I have motivated myself to get back into the swing of walking this week, and found joy in noticing the changes in the hedgerows and in the amount of light at different times of day. I have been amused by the sound of a squirrel warning off a dog from the top of a tree, and pleased that the days are increasing in length which widens my choice of when to walk. I thought I had a great video of the squirrel growling out its warning and then leaping from tree to tree until I watched it back and found I had held my phone upwards all that time and then actually pressed record as I walked away. So instead of punchy squirrel I have a five second video of my feet as I attempt to watch back my non-existent video.
My main walking motivation comes from my current mantra of ‘steps I take today are making future steps easier’, and I am enjoying tracking my progress. After a limited number of steps in December I can see that I am now building back up to where I was in November. The graph of brisk minutes, and the distance ring on my phone are useful tools in keeping me going me even though I pretty much do the same country road route each time at the moment! It helps to have the Snowdon goal in mind, but there is something really positive about it becoming habitually good for my mental and physical health beyond this. It is good to feel determined. It is also fun to remember the different times I have climbed the mountain or been up on the train in the past. All very different experiences, and each one special.

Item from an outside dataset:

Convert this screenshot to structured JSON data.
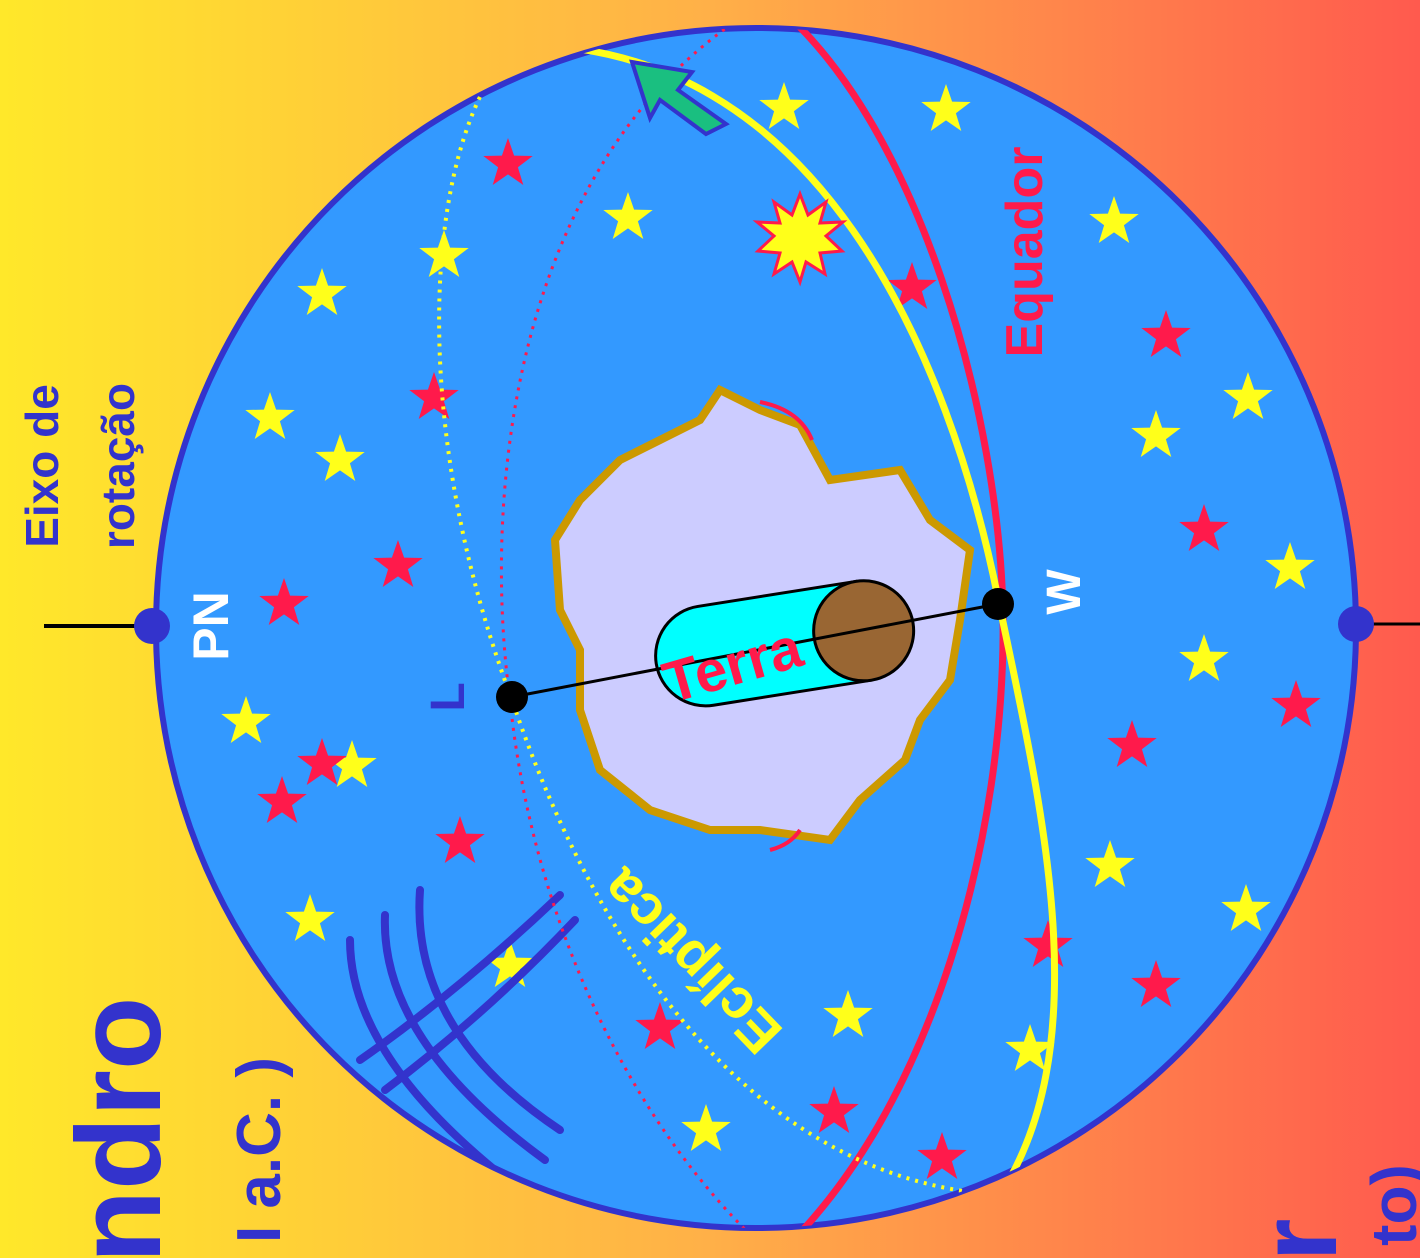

I had a dream this week where I was climbing Snowdon with my brother and sister. We were all kitted up, about a fifth of the way up and striding well when they said they wanted to take something back down to the car. I wanted to carry on to the top because I wasn’t quite sure we had let mum know what we were doing and I didn’t want to be late! Here it is in a poetic form because it felt good to set down a vivid dream that quite amused me when I woke up. (It’s got that recurring essence of ‘Hurry Up’ in it too.)
AND ALL I WANTED TO DO
was get up that mountain and down again
tell my mum I was coming back
if she could just take the pies out of the oven
and wait for me.
But I couldn’t get the message to send
and the batteries in my torch were failing.
It’s a bit like a companion poem for Hanging On which features in Gallery 4 – a gallery of dreams, in my second collection ‘Welcome to the Museum of a Life’…
HANGING ON
Sure of the rope that had me swinging
certain the rungs were wooden
I thought of the grip of past climbers.
All the dirt pushed into the twists
smoothed and darkened
by person after person.
And here I am
three-quarters of the way up
suddenly swaying on unanchored plastic,
with the realisation that the ladder is inflatable.